Traditionally, the theme associated with Pisces is mystical compassionate belief. We clearly see this theme in the New Testament doctrine of Christ, who DM Murdock refers to in Christ in Egypt as the avatar of the Age of Pisces. With a precessional eschatology, the idea is that just as Christ marked the transition from the old age of Aries to the new age of Pisces, so too the transition to the next age, Aquarius, involves a messianic transformation of culture. But it is about succeeding where the Christ figure depicted in the Bible failed, predicting that global cultural evolution will have advanced sufficiently by the Age of Aquarius for a messianic vision to be acceptable, and not to be condemned to crucifixion. In the myth of Christ, the resurrection is a hollow victory. A real messianic victory would have made the ethics of the sermon on the mount the basis of social transformation.
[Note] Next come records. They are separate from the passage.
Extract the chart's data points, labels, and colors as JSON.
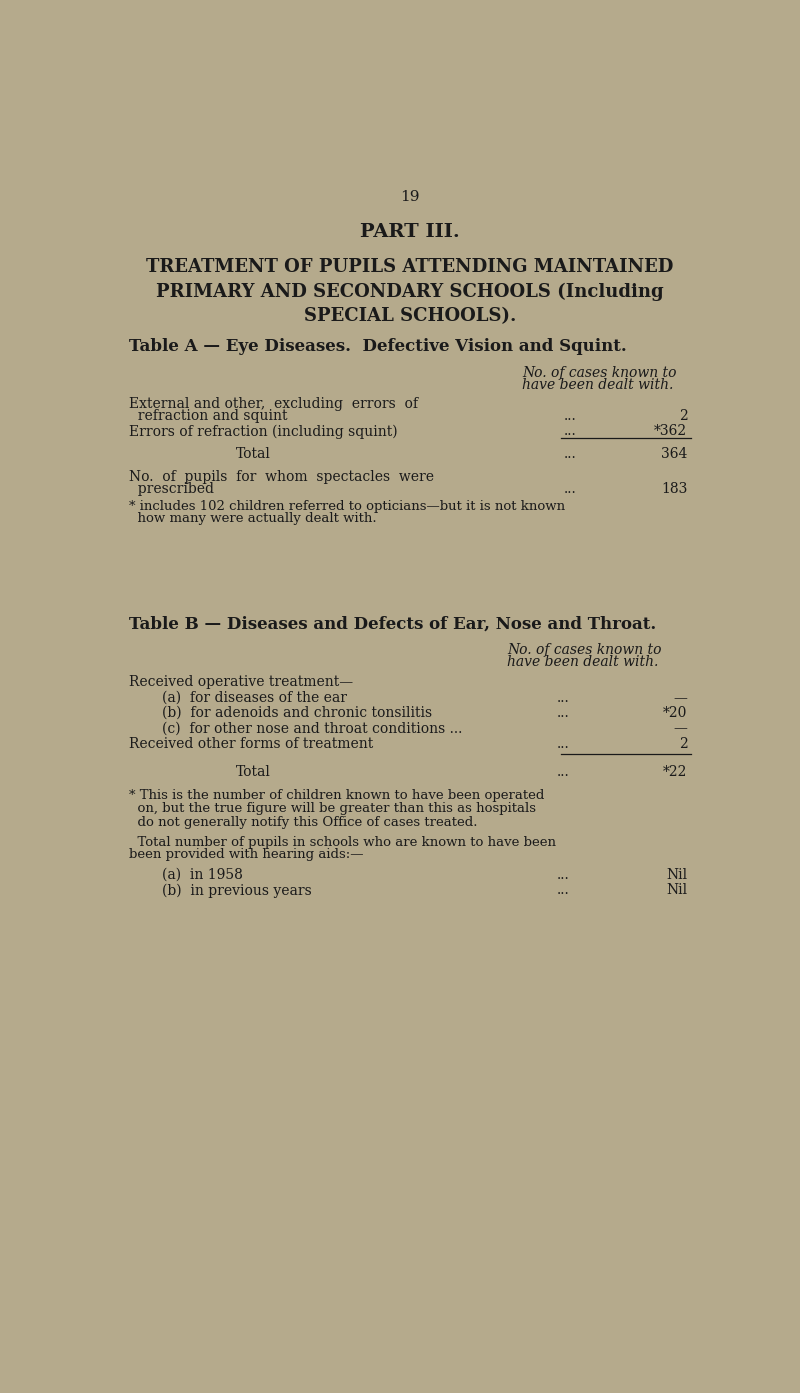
{
  "bg_color": "#b5aa8c",
  "text_color": "#1a1a1a",
  "page_number": "19",
  "part_title": "PART III.",
  "main_title_lines": [
    "TREATMENT OF PUPILS ATTENDING MAINTAINED",
    "PRIMARY AND SECONDARY SCHOOLS (Including",
    "SPECIAL SCHOOLS)."
  ],
  "table_a_title": "Table A — Eye Diseases.  Defective Vision and Squint.",
  "table_a_col_header_line1": "No. of cases known to",
  "table_a_col_header_line2": "have been dealt with.",
  "table_a_footnote_line1": "* includes 102 children referred to opticians—but it is not known",
  "table_a_footnote_line2": "  how many were actually dealt with.",
  "table_b_title": "Table B — Diseases and Defects of Ear, Nose and Throat.",
  "table_b_col_header_line1": "No. of cases known to",
  "table_b_col_header_line2": "have been dealt with.",
  "table_b_footnote_lines": [
    "* This is the number of children known to have been operated",
    "  on, but the true figure will be greater than this as hospitals",
    "  do not generally notify this Office of cases treated."
  ],
  "hearing_line1": "  Total number of pupils in schools who are known to have been",
  "hearing_line2": "been provided with hearing aids:—"
}
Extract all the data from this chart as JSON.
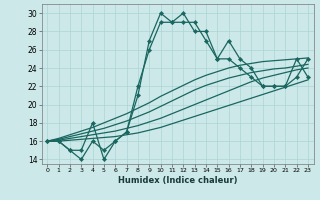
{
  "xlabel": "Humidex (Indice chaleur)",
  "xlim": [
    -0.5,
    23.5
  ],
  "ylim": [
    13.5,
    31
  ],
  "xticks": [
    0,
    1,
    2,
    3,
    4,
    5,
    6,
    7,
    8,
    9,
    10,
    11,
    12,
    13,
    14,
    15,
    16,
    17,
    18,
    19,
    20,
    21,
    22,
    23
  ],
  "yticks": [
    14,
    16,
    18,
    20,
    22,
    24,
    26,
    28,
    30
  ],
  "bg_color": "#cce8e8",
  "line_color": "#1a6660",
  "grid_color": "#aad4d4",
  "series_zigzag1": [
    16,
    16,
    15,
    14,
    16,
    15,
    16,
    17,
    21,
    27,
    30,
    29,
    30,
    28,
    28,
    25,
    27,
    25,
    24,
    22,
    22,
    22,
    25,
    23
  ],
  "series_zigzag2": [
    16,
    16,
    15,
    15,
    18,
    14,
    16,
    17,
    22,
    26,
    29,
    29,
    29,
    29,
    27,
    25,
    25,
    24,
    23,
    22,
    22,
    22,
    23,
    25
  ],
  "series_fan": [
    [
      16,
      16.0,
      16.1,
      16.2,
      16.3,
      16.4,
      16.5,
      16.7,
      16.9,
      17.2,
      17.5,
      17.9,
      18.3,
      18.7,
      19.1,
      19.5,
      19.9,
      20.3,
      20.7,
      21.1,
      21.5,
      21.9,
      22.3,
      22.7
    ],
    [
      16,
      16.1,
      16.3,
      16.5,
      16.7,
      16.9,
      17.1,
      17.4,
      17.7,
      18.1,
      18.5,
      19.0,
      19.5,
      20.0,
      20.5,
      21.0,
      21.5,
      22.0,
      22.5,
      22.9,
      23.2,
      23.5,
      23.8,
      24.0
    ],
    [
      16,
      16.2,
      16.5,
      16.8,
      17.1,
      17.4,
      17.8,
      18.2,
      18.7,
      19.2,
      19.8,
      20.4,
      21.0,
      21.6,
      22.1,
      22.5,
      22.9,
      23.2,
      23.5,
      23.7,
      23.9,
      24.0,
      24.2,
      24.4
    ],
    [
      16,
      16.3,
      16.7,
      17.1,
      17.5,
      18.0,
      18.5,
      19.0,
      19.6,
      20.2,
      20.9,
      21.5,
      22.1,
      22.7,
      23.2,
      23.6,
      24.0,
      24.3,
      24.5,
      24.7,
      24.8,
      24.9,
      25.0,
      25.1
    ]
  ],
  "marker": "D",
  "markersize": 2.2,
  "linewidth": 0.9
}
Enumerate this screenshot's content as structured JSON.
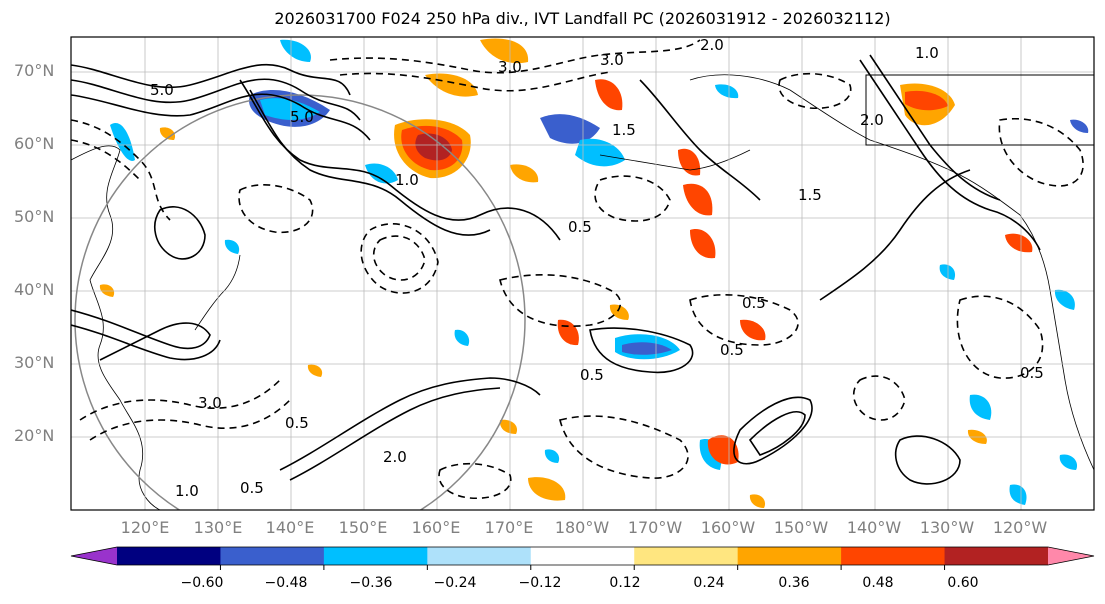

The world was simply not ready for such a change, but the pump could be primed for a future time when it would succeed. This is the meaning of the idea in Matthew 24 that the gospel would be preached to the whole inhabited earth before the end of the age, meaning the Age of Pisces.
The theme traditionally associated with Aquarius is innovative humanitarian knowledge. What this means is that the shift predicted in world culture is from mystical compassionate belief (Pisces) to innovative humanitarian knowledge (Aquarius). The shift from belief to knowledge is seen in the replacement of supernatural faith by scientific evidence. The shift from mysticism to innovation reflects the triumph of capitalism over traditional stagnation. The shift from compassion to humanitarianism is more complex, recognising that often compassion puts emotion before reason with perverse consequences, whereas a humanitarian attitude involves systematic analysis of the results of policy. So the fixed meaning of life at this point in time is the centrality of innovative humanitarian knowledge as the key to save our planet.
The biblical vision of the second coming in Matthew 25 says works of mercy are the central theme of salvation, and names these good works as helping the hungry, thirsty, strangers, naked, sick, and imprisoned. Salvation in this vision of the new Aquarian age is not about conformity to mystical doctrine, but how faith is revealed in practice to improve the world.
I earlier mentioned the problem of sin. How I see the sin of orthodoxy is that early Christians wanted to justify their secular interests, and did not understand the long term symbolic intent of the writers at the source of Christian ideas, and so the church distorted faith for corrupt motives. The idea that the blood of Christ shed on the cross ensures salvation for true believers is a foul corruption of the messianic ethics of Christ, subordinating truth to imperial stability. The real message of the cross is that when the world was presented with a vision of salvation, the world chose to crucify the messenger. The idea that Jesus has ransomed believers may be a simplified and distorted version of an underlying truth that Jesus represents ultimate integrity, but the truth got lost in the mass appeal of the myth.
The basic trouble was that the authors recognised that things would get worse before they got better, as part of a long term vision of fall and redemption. Imperial power represented a mass psychosis of alienation from nature. The original astrotheological idea of the gospels and many other New Testament writings was to put a vision of truth and integrity out there, mapping history to the slow evolution of the cosmos, wrapped in an accessible fiction, in the hope that eventually people would perceive it.